"Des résistances substitueront, mais c’est un mouvement de fond", une DRH décrypte les enjeux de la loi sur la transparence salariale

Des résistances subsisteront, mais c’est un mouvement de fond : une DRH décrypte les enjeux de la directive européenne sur la transparence salariale Alors que l
Des résistances subsisteront, mais c’est un mouvement de fond : une DRH décrypte les enjeux de la directive européenne sur la transparence salariale
Alors que la directive européenne sur la transparence salariale se précise, les entreprises françaises se préparent à une transformation profonde de leurs pratiques de rémunération. Cécile Ferlandin, DRH et entrepreneur basée à Montpellier, livre une analyse nuancée des défis et des promesses de cette future loi, dans un entretien accordé à Midi Libre. Selon elle, si des résistances sont inévitables, le mouvement est irréversible et s’inscrit dans une logique d’équité structurelle.
Un cadre juridique en construction, mais des attentes déjà fortes
La directive européenne, adoptée en 2023, impose aux États membres de transposer dans leur droit national des obligations renforcées en matière d’égalité salariale entre les femmes et les hommes. D’après les informations rapportées par Midi Libre, Cécile Ferlandin souligne que les entreprises devront, à terme, publier des données sur les écarts de rémunération, justifier les éventuelles différences et mettre en place des plans d’action correctifs. Elle précise que ce cadre, bien qu’encore en phase de transposition en France, crée déjà une pression sur les directions des ressources humaines pour anticiper les futures obligations légales.
Des résistances organisationnelles et culturelles à prévoir
L’experte montpelliéraine estime que les freins ne manqueront pas. D’après son analyse, les réticences viendront notamment des directions financières, soucieuses de l’impact budgétaire d’une harmonisation des salaires par le haut, mais aussi de certaines cultures d’entreprise où la rémunération individuelle reste perçue comme un outil de pouvoir discrétionnaire. Elle observe que les PME pourraient être particulièrement vulnérables, manquant de données fiables et d’outils RH structurés pour répondre aux nouvelles exigences. Toutefois, elle insiste sur le fait que ces résistances ne feront que retarder une évolution inéluctable, portée par une attente sociétale croissante et par la pression des nouvelles générations de salariés.

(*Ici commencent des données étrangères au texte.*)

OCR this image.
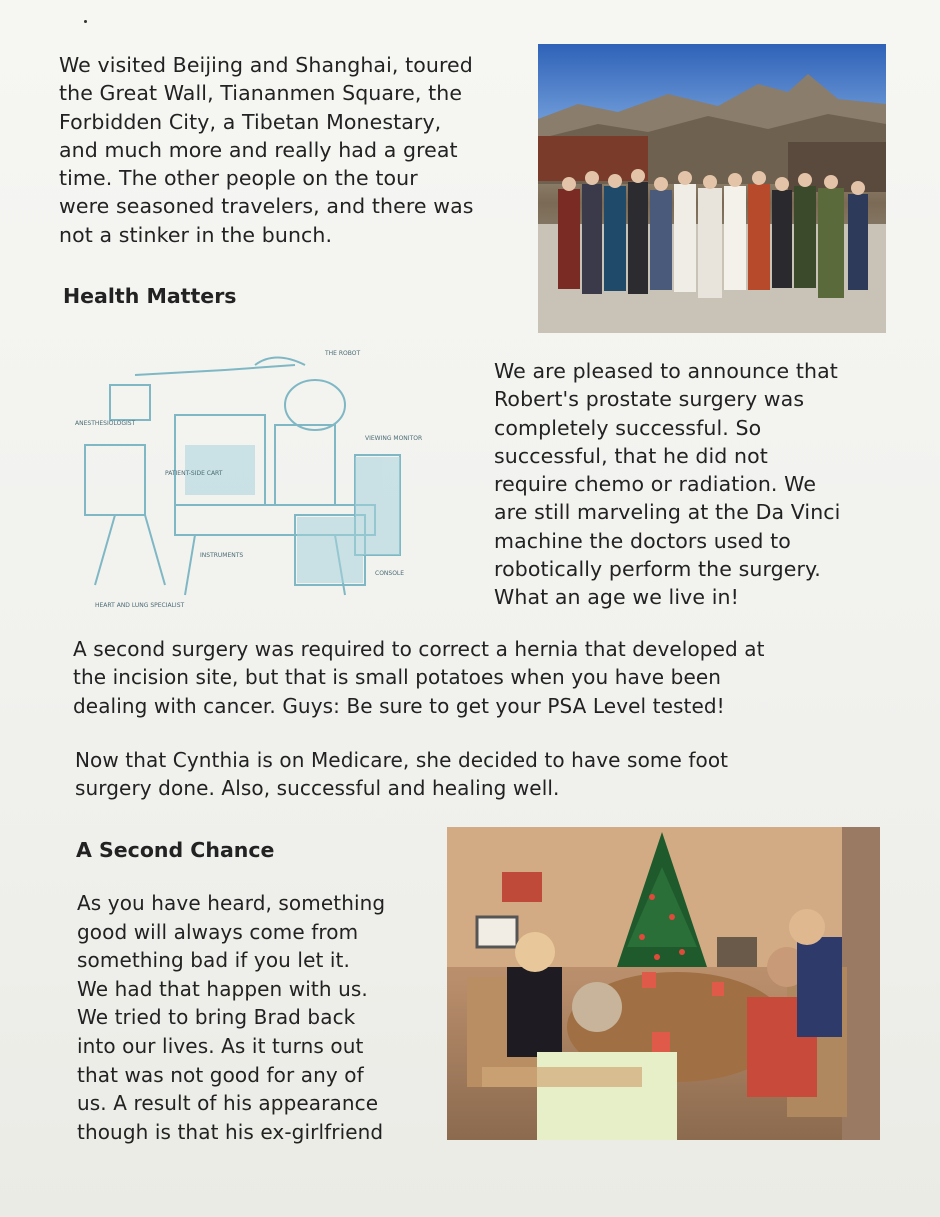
We visited Beijing and Shanghai, toured
the Great Wall, Tiananmen Square, the
Forbidden City, a Tibetan Monestary,
and much more and really had a great
time. The other people on the tour
were seasoned travelers, and there was
not a stinker in the bunch.
Health Matters
THE ROBOT
ANESTHESIOLOGIST
PATIENT-SIDE CART
VIEWING MONITOR
INSTRUMENTS
CONSOLE
HEART AND LUNG SPECIALIST
We are pleased to announce that
Robert's prostate surgery was
completely successful. So
successful, that he did not
require chemo or radiation. We
are still marveling at the Da Vinci
machine the doctors used to
robotically perform the surgery.
What an age we live in!
A second surgery was required to correct a hernia that developed at
the incision site, but that is small potatoes when you have been
dealing with cancer. Guys: Be sure to get your PSA Level tested!
Now that Cynthia is on Medicare, she decided to have some foot
surgery done. Also, successful and healing well.
A Second Chance
As you have heard, something
good will always come from
something bad if you let it.
We had that happen with us.
We tried to bring Brad back
into our lives. As it turns out
that was not good for any of
us. A result of his appearance
though is that his ex-girlfriend
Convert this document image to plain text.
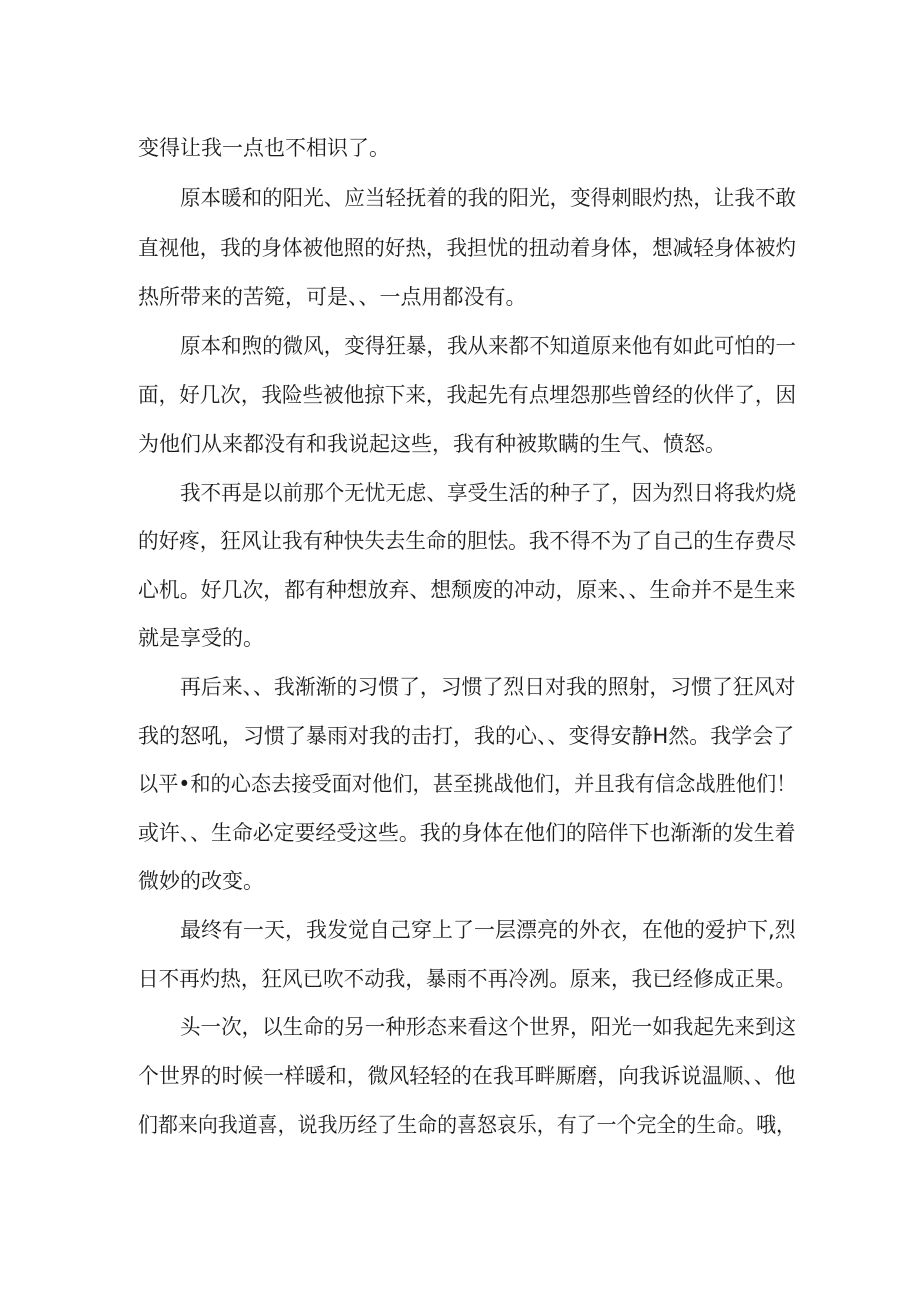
变得让我一点也不相识了。
原本暖和的阳光、应当轻抚着的我的阳光，变得刺眼灼热，让我不敢
直视他，我的身体被他照的好热，我担忧的扭动着身体，想减轻身体被灼
热所带来的苦箢，可是、、一点用都没有。
原本和煦的微风，变得狂暴，我从来都不知道原来他有如此可怕的一
面，好几次，我险些被他掠下来，我起先有点埋怨那些曾经的伙伴了，因
为他们从来都没有和我说起这些，我有种被欺瞒的生气、愤怒。
我不再是以前那个无忧无虑、享受生活的种子了，因为烈日将我灼烧
的好疼，狂风让我有种快失去生命的胆怯。我不得不为了自己的生存费尽
心机。好几次，都有种想放弃、想颓废的冲动，原来、、生命并不是生来
就是享受的。
再后来、、我渐渐的习惯了，习惯了烈日对我的照射，习惯了狂风对
我的怒吼，习惯了暴雨对我的击打，我的心、、变得安静H然。我学会了
以平•和的心态去接受面对他们，甚至挑战他们，并且我有信念战胜他们！
或许、、生命必定要经受这些。我的身体在他们的陪伴下也渐渐的发生着
微妙的改变。
最终有一天，我发觉自己穿上了一层漂亮的外衣，在他的爱护下,烈
日不再灼热，狂风已吹不动我，暴雨不再冷冽。原来，我已经修成正果。
头一次，以生命的另一种形态来看这个世界，阳光一如我起先来到这
个世界的时候一样暖和，微风轻轻的在我耳畔厮磨，向我诉说温顺、、他
们都来向我道喜，说我历经了生命的喜怒哀乐，有了一个完全的生命。哦，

Une transparence qui pourrait redéfinir le rôle des DRH
Pour Cécile Ferlandin, la transparence salariale ne se limite pas à une contrainte administrative. Elle pourrait, selon elle, redonner une légitimité stratégique aux DRH, en les positionnant comme des garants de l’équité interne plutôt que comme de simples exécutants de politiques salariales opaques. Elle note que cette évolution implique une refonte des grilles de classification des postes et une meilleure objectivation des critères de rémunération, notamment les primes et les avantages non salariaux. Elle mentionne également que les entreprises qui s’engageront volontairement dans cette démarche pourraient en tirer un avantage concurrentiel en matière d’attractivité et de fidélisation des talents.
Les limites d’une approche purement législative
Cependant, l’entrepreneuse met en garde contre une vision trop mécaniste de la transparence. D’après elle, la seule publication des écarts salariaux ne suffira pas à résoudre les inégalités structurelles, qui trouvent leur origine dans des biais inconscients lors des recrutements, des promotions et des négociations salariales. Elle souligne que l’enjeu est également culturel : il s’agit de former les managers à évaluer les performances sans stéréotypes de genre, et de favoriser un dialogue social de qualité. Elle ajoute que la directive européenne, si elle fixe un cadre, ne pourra pas à elle seule changer les mentalités, et que l’accompagnement par des experts RH sera crucial.
La mise en œuvre de cette directive en France, attendue d’ici 2026, pourrait ainsi marquer un tournant dans la gestion des ressources humaines, à condition que les entreprises ne se contentent pas d’une conformité minimale. Les mois à venir devraient permettre de mesurer l’ampleur des adaptations nécessaires et la capacité du tissu économique français à intégrer cette nouvelle exigence de justice salariale.